What we need is a completely different world-view, a fresh take on reality. In Harry Potter and the Half-Blood Prince, Ronald Weasley comes to believe that he has perfect luck and is bound to succeed. Consequently he loses all his nerves and finds himself unbeatable at quidditch. He was not suddenly more skilful. The only thing that had actually changed was his perception of himself.

In this season of Advent, we are invited to consider how we live, and to order our lives in the light of the coming of Christ. This radical thought gives us such a changed world view, that all else pails into insignificance.

Money is not the most important thing in the world. Neither is your career. Nor, dare I say it, is your happiness. The central fact is that God has made this world, and that he himself has entered it in the person of his son, Jesus. Jesus died and rose again, and he will come again to judge the heavens and the earth. He calls us to mingle our lives with his, and to recognise and give him glory for all that he has created and shares with us.

At the beginning of Romans we read that God’s wrath rests on those who look at the wonders of creation and fail to see God in it. From that act of wilful blindness starts a downward spiral into selfishness and isolation, that leads to all the evils of this world. Now in chapter 15 Paul is bringing together the threads of his arguments, especially that in Jesus we have become a new humanity people of radically different backgrounds and cultures are made one.

In particular the task of praising the one true God, which has been the special preserve of the Jews with their heritage of temple and scriptures, now is shared with the Gentiles, and Paul brings forward several scriptures to demonstrate this. The key task of confessing with our mouth that Jesus is Lord and of believing in our heart that God raised him from the dead (Romans 10:9), is all that we need, but it is also the one thing that really do need. This is the change of viewpoint, the new way of thinking.

There are lots of factors that influence us. In the time of Paul and the early church it was about keeping the Sabbath, whether a man was circumcised, to what extent it was necessary to keep the Jewish law. Today the questions that occupy us have changed, but we are gripped by the exciting fact that Jesus is alive and he is central to us, to the church, to the whole universe.

How is this seen?

Paul says it is revealed in how we accept each other. We have the same mind as each other, because we all have had our thinking changed to be like Christ’s. What the NIV calls a ‘spirit of unity’ in verse 5 is actually ‘the same mind’ among ourselves, as we follow Christ Jesus.

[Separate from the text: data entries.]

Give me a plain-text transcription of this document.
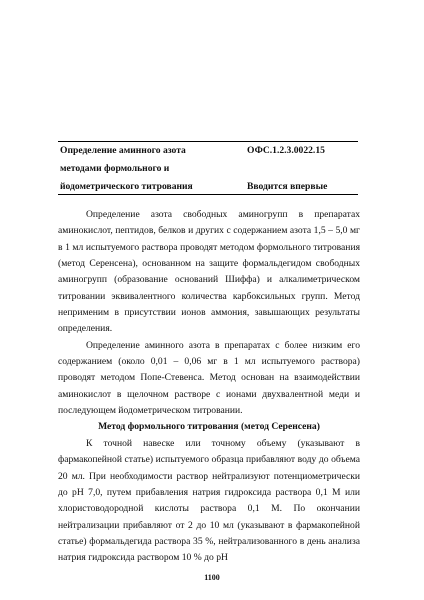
Определение аминного азота
методами формольного и
йодометрического титрования
ОФС.1.2.3.0022.15

Вводится впервые

Определение азота свободных аминогрупп в препаратах аминокислот, пептидов, белков и других с содержанием азота 1,5 – 5,0 мг в 1 мл испытуемого раствора проводят методом формольного титрования (метод Серенсена), основанном на защите формальдегидом свободных аминогрупп (образование оснований Шиффа) и алкалиметрическом титровании эквивалентного количества карбоксильных групп. Метод неприменим в присутствии ионов аммония, завышающих результаты определения.

Определение аминного азота в препаратах с более низким его содержанием (около 0,01 – 0,06 мг в 1 мл испытуемого раствора) проводят методом Попе-Стевенса. Метод основан на взаимодействии аминокислот в щелочном растворе с ионами двухвалентной меди и последующем йодометрическом титровании.

Метод формольного титрования (метод Серенсена)

К точной навеске или точному объему (указывают в фармакопейной статье) испытуемого образца прибавляют воду до объема 20 мл. При необходимости раствор нейтрализуют потенциометрически до pH 7,0, путем прибавления натрия гидроксида раствора 0,1 М или хлористоводородной кислоты раствора 0,1 М. По окончании нейтрализации прибавляют от 2 до 10 мл (указывают в фармакопейной статье) формальдегида раствора 35 %, нейтрализованного в день анализа натрия гидроксида раствором 10 % до pH

1100
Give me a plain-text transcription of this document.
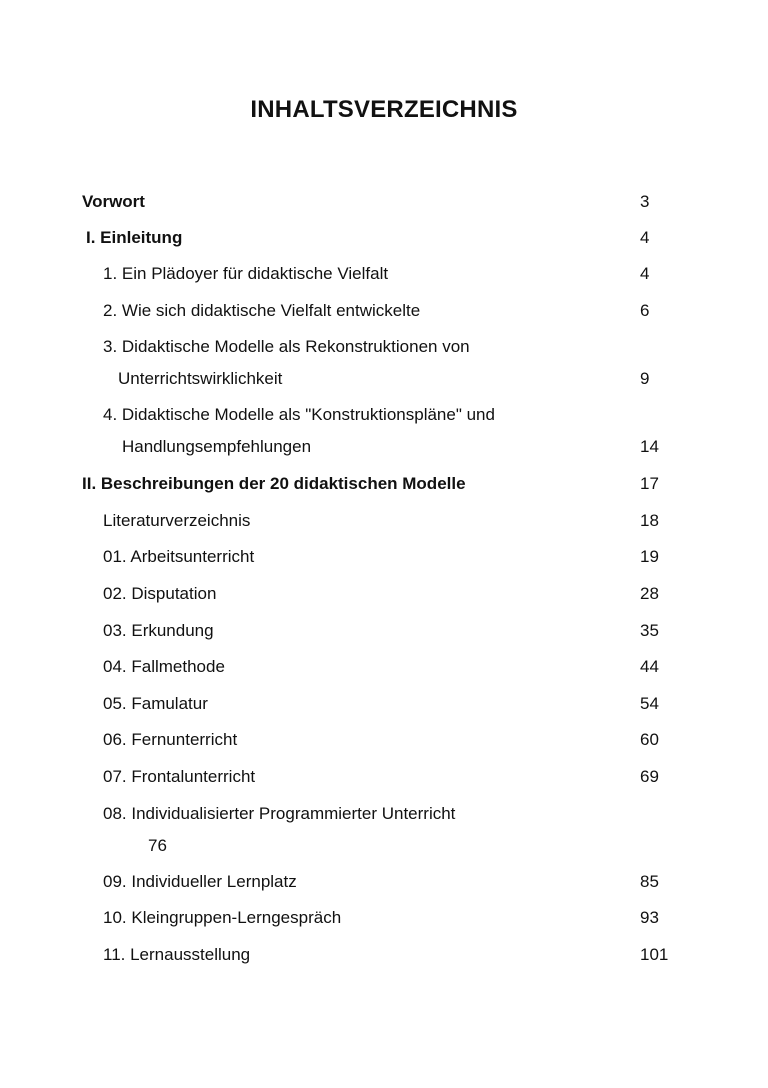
INHALTSVERZEICHNIS
Vorwort	3
I. Einleitung	4
1. Ein Plädoyer für didaktische Vielfalt	4
2. Wie sich didaktische Vielfalt entwickelte	6
3. Didaktische Modelle als Rekonstruktionen von
Unterrichtswirklichkeit	9
4. Didaktische Modelle als "Konstruktionspläne" und
Handlungsempfehlungen	14
II. Beschreibungen der 20 didaktischen Modelle	17
Literaturverzeichnis	18
01. Arbeitsunterricht	19
02. Disputation	28
03. Erkundung	35
04. Fallmethode	44
05. Famulatur	54
06. Fernunterricht	60
07. Frontalunterricht	69
08. Individualisierter Programmierter Unterricht
76
09. Individueller Lernplatz	85
10. Kleingruppen-Lerngespräch	93
11. Lernausstellung	101
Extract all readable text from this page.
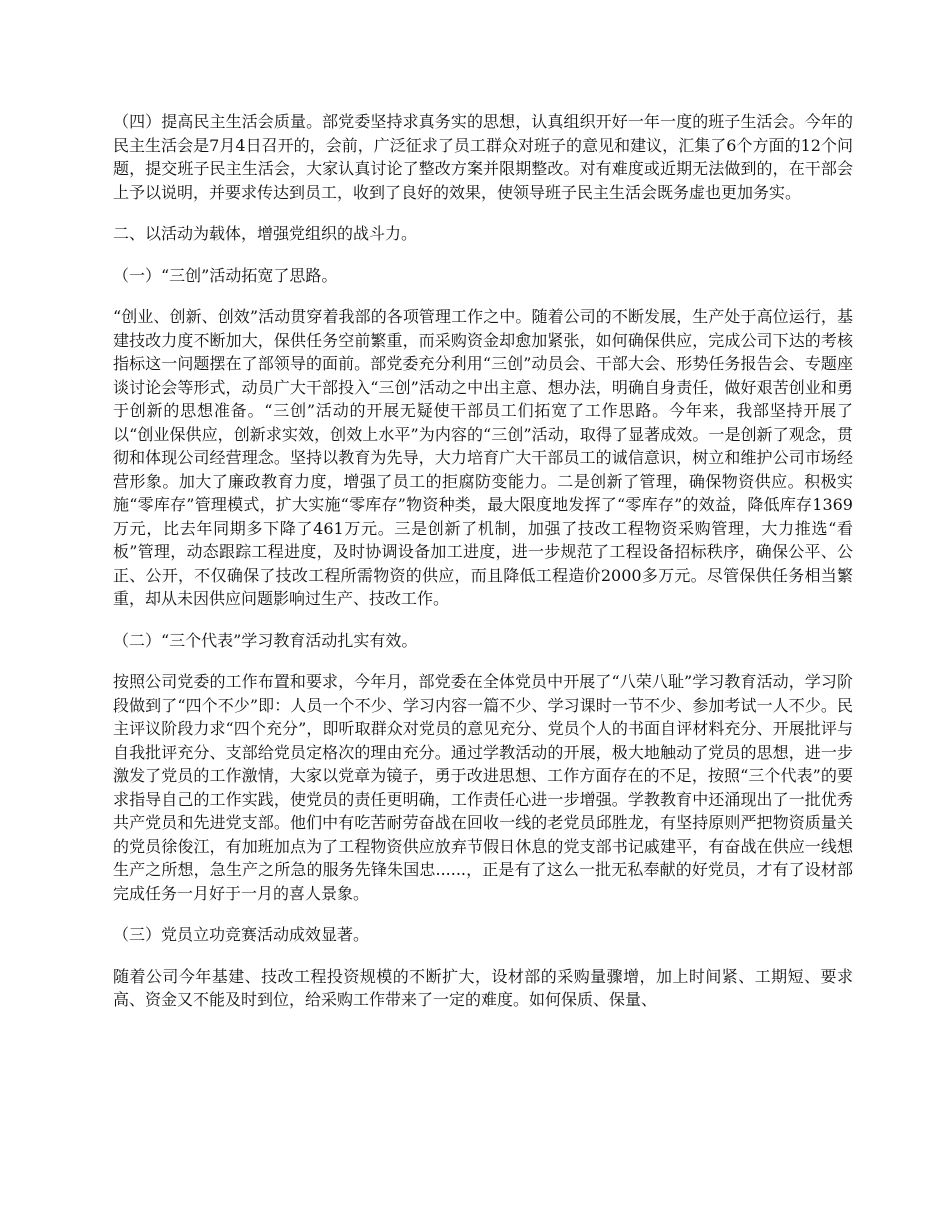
（四）提高民主生活会质量。部党委坚持求真务实的思想，认真组织开好一年一度的班子生活会。今年的民主生活会是7月4日召开的，会前，广泛征求了员工群众对班子的意见和建议，汇集了6个方面的12个问题，提交班子民主生活会，大家认真讨论了整改方案并限期整改。对有难度或近期无法做到的，在干部会上予以说明，并要求传达到员工，收到了良好的效果，使领导班子民主生活会既务虚也更加务实。

二、以活动为载体，增强党组织的战斗力。

（一）“三创”活动拓宽了思路。

“创业、创新、创效”活动贯穿着我部的各项管理工作之中。随着公司的不断发展，生产处于高位运行，基建技改力度不断加大，保供任务空前繁重，而采购资金却愈加紧张，如何确保供应，完成公司下达的考核指标这一问题摆在了部领导的面前。部党委充分利用“三创”动员会、干部大会、形势任务报告会、专题座谈讨论会等形式，动员广大干部投入“三创”活动之中出主意、想办法，明确自身责任，做好艰苦创业和勇于创新的思想准备。“三创”活动的开展无疑使干部员工们拓宽了工作思路。今年来，我部坚持开展了以“创业保供应，创新求实效，创效上水平”为内容的“三创”活动，取得了显著成效。一是创新了观念，贯彻和体现公司经营理念。坚持以教育为先导，大力培育广大干部员工的诚信意识，树立和维护公司市场经营形象。加大了廉政教育力度，增强了员工的拒腐防变能力。二是创新了管理，确保物资供应。积极实施“零库存”管理模式，扩大实施“零库存”物资种类，最大限度地发挥了“零库存”的效益，降低库存1369万元，比去年同期多下降了461万元。三是创新了机制，加强了技改工程物资采购管理，大力推选“看板”管理，动态跟踪工程进度，及时协调设备加工进度，进一步规范了工程设备招标秩序，确保公平、公正、公开，不仅确保了技改工程所需物资的供应，而且降低工程造价2000多万元。尽管保供任务相当繁重，却从未因供应问题影响过生产、技改工作。

（二）“三个代表”学习教育活动扎实有效。

按照公司党委的工作布置和要求，今年月，部党委在全体党员中开展了“八荣八耻”学习教育活动，学习阶段做到了“四个不少”即：人员一个不少、学习内容一篇不少、学习课时一节不少、参加考试一人不少。民主评议阶段力求“四个充分”，即听取群众对党员的意见充分、党员个人的书面自评材料充分、开展批评与自我批评充分、支部给党员定格次的理由充分。通过学教活动的开展，极大地触动了党员的思想，进一步激发了党员的工作激情，大家以党章为镜子，勇于改进思想、工作方面存在的不足，按照“三个代表”的要求指导自己的工作实践，使党员的责任更明确，工作责任心进一步增强。学教教育中还涌现出了一批优秀共产党员和先进党支部。他们中有吃苦耐劳奋战在回收一线的老党员邱胜龙，有坚持原则严把物资质量关的党员徐俊江，有加班加点为了工程物资供应放弃节假日休息的党支部书记戚建平，有奋战在供应一线想生产之所想，急生产之所急的服务先锋朱国忠......，正是有了这么一批无私奉献的好党员，才有了设材部完成任务一月好于一月的喜人景象。

（三）党员立功竞赛活动成效显著。

随着公司今年基建、技改工程投资规模的不断扩大，设材部的采购量骤增，加上时间紧、工期短、要求高、资金又不能及时到位，给采购工作带来了一定的难度。如何保质、保量、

I wonder if Paul is acknowledging that this is not always easy? It is, in fact, excruciatingly difficult. He says that we will need endurance and encouragement. Why? Because other humans can be so infuriating. The polite, well-bred thing to do is to gently withdraw from those who irritate us. But that is not an option if I am truly Christ-centred, and if you are truly Christ-centred. I cannot just take my ball away to find another game. In real life, this means that we have to be prepared to express our different viewpoints, but always with humility and with a willingness to listen as we would like to be listened to. In Rome the Christians of Jewish background and the Christians of Gentile background needed the scales to fall from their eyes so that they could realise their essential oneness in Jesus. The result, Paul says, is ‘that with one mind and one voice you may glorify the God and Father of our Lord Jesus Christ.’

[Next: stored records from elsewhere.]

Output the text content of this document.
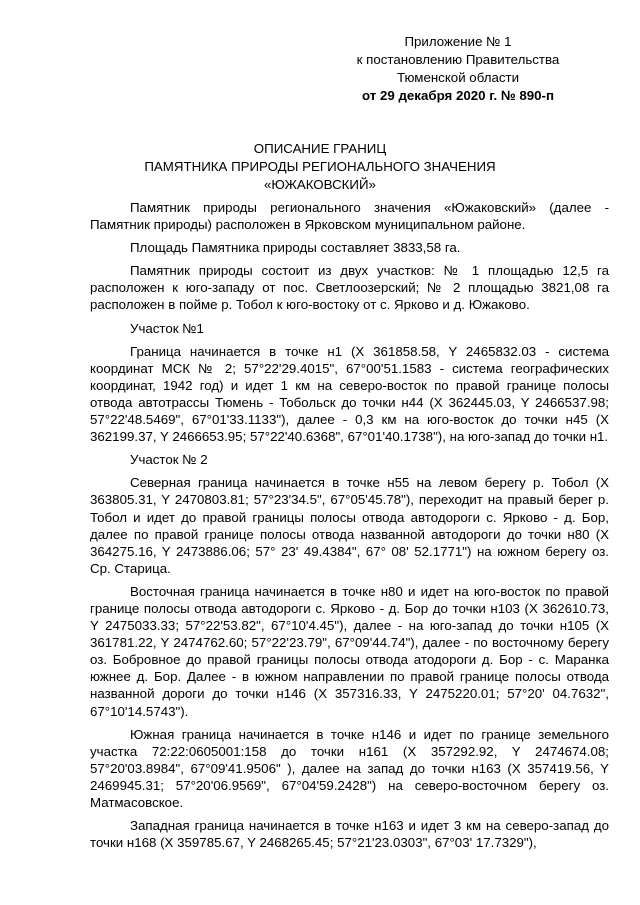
Приложение № 1
к постановлению Правительства
Тюменской области
от 29 декабря 2020 г. № 890-п
ОПИСАНИЕ ГРАНИЦ
ПАМЯТНИКА ПРИРОДЫ РЕГИОНАЛЬНОГО ЗНАЧЕНИЯ
«ЮЖАКОВСКИЙ»

Памятник природы регионального значения «Южаковский» (далее - Памятник природы) расположен в Ярковском муниципальном районе.

Площадь Памятника природы составляет 3833,58 га.

Памятник природы состоит из двух участков: № 1 площадью 12,5 га расположен к юго-западу от пос. Светлоозерский; № 2 площадью 3821,08 га расположен в пойме р. Тобол к юго-востоку от с. Ярково и д. Южаково.

Участок №1

Граница начинается в точке н1 (X 361858.58, Y 2465832.03 - система координат МСК № 2; 57°22'29.4015", 67°00'51.1583 - система географических координат, 1942 год) и идет 1 км на северо-восток по правой границе полосы отвода автотрассы Тюмень - Тобольск до точки н44 (X 362445.03, Y 2466537.98; 57°22'48.5469", 67°01'33.1133"), далее - 0,3 км на юго-восток до точки н45 (X 362199.37, Y 2466653.95; 57°22'40.6368", 67°01'40.1738"), на юго-запад до точки н1.

Участок № 2

Северная граница начинается в точке н55 на левом берегу р. Тобол (X 363805.31, Y 2470803.81; 57°23'34.5", 67°05'45.78"), переходит на правый берег р. Тобол и идет до правой границы полосы отвода автодороги с. Ярково - д. Бор, далее по правой границе полосы отвода названной автодороги до точки н80 (X 364275.16, Y 2473886.06; 57° 23' 49.4384", 67° 08' 52.1771") на южном берегу оз. Ср. Старица.

Восточная граница начинается в точке н80 и идет на юго-восток по правой границе полосы отвода автодороги с. Ярково - д. Бор до точки н103 (X 362610.73, Y 2475033.33; 57°22'53.82", 67°10'4.45"), далее - на юго-запад до точки н105 (X 361781.22, Y 2474762.60; 57°22'23.79", 67°09'44.74"), далее - по восточному берегу оз. Бобровное до правой границы полосы отвода атодороги д. Бор - с. Маранка южнее д. Бор. Далее - в южном направлении по правой границе полосы отвода названной дороги до точки н146 (X 357316.33, Y 2475220.01; 57°20' 04.7632", 67°10'14.5743").

Южная граница начинается в точке н146 и идет по границе земельного участка 72:22:0605001:158 до точки н161 (X 357292.92, Y 2474674.08; 57°20'03.8984", 67°09'41.9506" ), далее на запад до точки н163 (X 357419.56, Y 2469945.31; 57°20'06.9569", 67°04'59.2428") на северо-восточном берегу оз. Матмасовское.

Западная граница начинается в точке н163 и идет 3 км на северо-запад до точки н168 (X 359785.67, Y 2468265.45; 57°21'23.0303", 67°03' 17.7329"),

As we accept one another, just as Christ has accepted us, then we bring praise to God. The Choir pray regularly ‘that what we sing with our lips we may believe in our hearts, and what we believe in our hearts we may show forth in our lives’. This means that we are kind and loving and accepting to each other, just as Jesus is kind, loving and accepting of us. This lifts the words that we say and sing from being merely doggerel to being the motive power to praise God, live holy lives and become those of whom it is said: ‘Behold how these Christians love one another.’

But how?

First, we dwell on the scriptures. Second, we open ourselves to the power and work of the Holy Spirit – John said that we would be baptised in the Holy Spirit and in fire.

I think this means that as we spend time thinking about the encounters of God’s people with him, and allow ourselves in turn to encounter God through his Spirit, so we are changed. We find that the promises made to the patriarchs, made through the prophets, made through the apostles, are coming true in our lives today. First we are changed in our thinking, we are led to repentance. Then we find that we are being changed in our attitudes and our behaviours.

‘May the God of hope fill you with all joy and peace as you trust in him, so that you may overflow with hope by the power of the Holy Spirit.’

Advent Sunday 27 February 2011 1 Corinthians 1:3-9, Mark 12:24-37, Bruce

On this Advent Sunday, as the lights shine on the tree, our thoughts turn to pantomimes. At the beginning of Sleeping Beauty, the princess is visited by the fairies, who bestow gifts that will stand her in good stead.

In exactly the same way, Paul writes the Christian community at Corinth. He describes them as the “sanctified ones” (i.e. saints), those who are holy, who call on the name of the Lord Jesus.

He wishes them grace and peace. He give thanks for them (eucharises for them), because they have received grace from God, i.e. his unearned kindness and favour, and God has given them gifts of speech and knowledge.

In our baptism service today we do something very similar for Reuben. We pray for the blessing of God upon him, and we welcome him into the fellowship, the family of God, which finds its local expression here in an ordinary parish church.

How can we say this about a child? How can we speak of new birth, of repentance, of discipleship, in the life of one so young? Is there not a touch of unreality about this? Are we turning the event into a pantomime?

If it all seems unlikely, consider how Paul could say this about the Christians at Corinth? They were a fractious lot. Paul has to write frequent appeals for them to show forth in their lives what they apparently believed in their hearts. As a result, we get teaching about those who think they are better than others, those who are living together unmarried and worse, how to do Communion, how to worship, most importantly how to love, and the resurrection hope that is firmly promised to each one who has answered the call of Jesus. In the midst of all this, the fact remains that they are the saints, and that God has chosen to show them grace.

There is a “not yet” and there is a “now”.

The “not yet” involves the day of the Lord Jesus. It will be the day of his Coming, of his Advent. We should not fear that day of judgement, because God is calling each of us to call upon the name of the Lord Jesus, and to receive his grace and his peace. There is not a single person here that God is not reaching out to. He loves every single one. And to each one of us who responds, he chooses to show his kindness. It will not depend on how well you live. The Corinthians would have failed that test; we fail that test. God gives us all that we need.

That is because there is a “now”. We are each called into fellowship with Jesus. This means to actively share our lives with him now, today. Eternal life, if you like, has started already.

So the vision we have for Reuben is not that we baptise him today, and then wait ten, twenty or more years, to see what he does about it at some time in the distant future when he grows up. There is that aspect to it, and it will be a joy and a privilege to follow him in the future. Will he be a member of a youth group here at St Michael’s? Will he be used to going through one of the three doors into the new annex for different clubs and activities? Will he arrange to be married here at St Michael’s? Will he use the gifts of speech and knowledge to become a vicar? Or an estate agent? All this lies in the future.

The fact remains, though, that we mark the start of his Christian pilgrimage now, today. Carried and nurtured by his parents and godparents, he is on the journey today, and we travel with him.

Jesus wants to share Reuben’s life today, every day, just as he does for each of us and all of us. There is so much I could say, and want to say. Today marks the formal beginning of a journey of faith, of life-long learning. Will you join us, and especially Reuben, as we travel and explore together?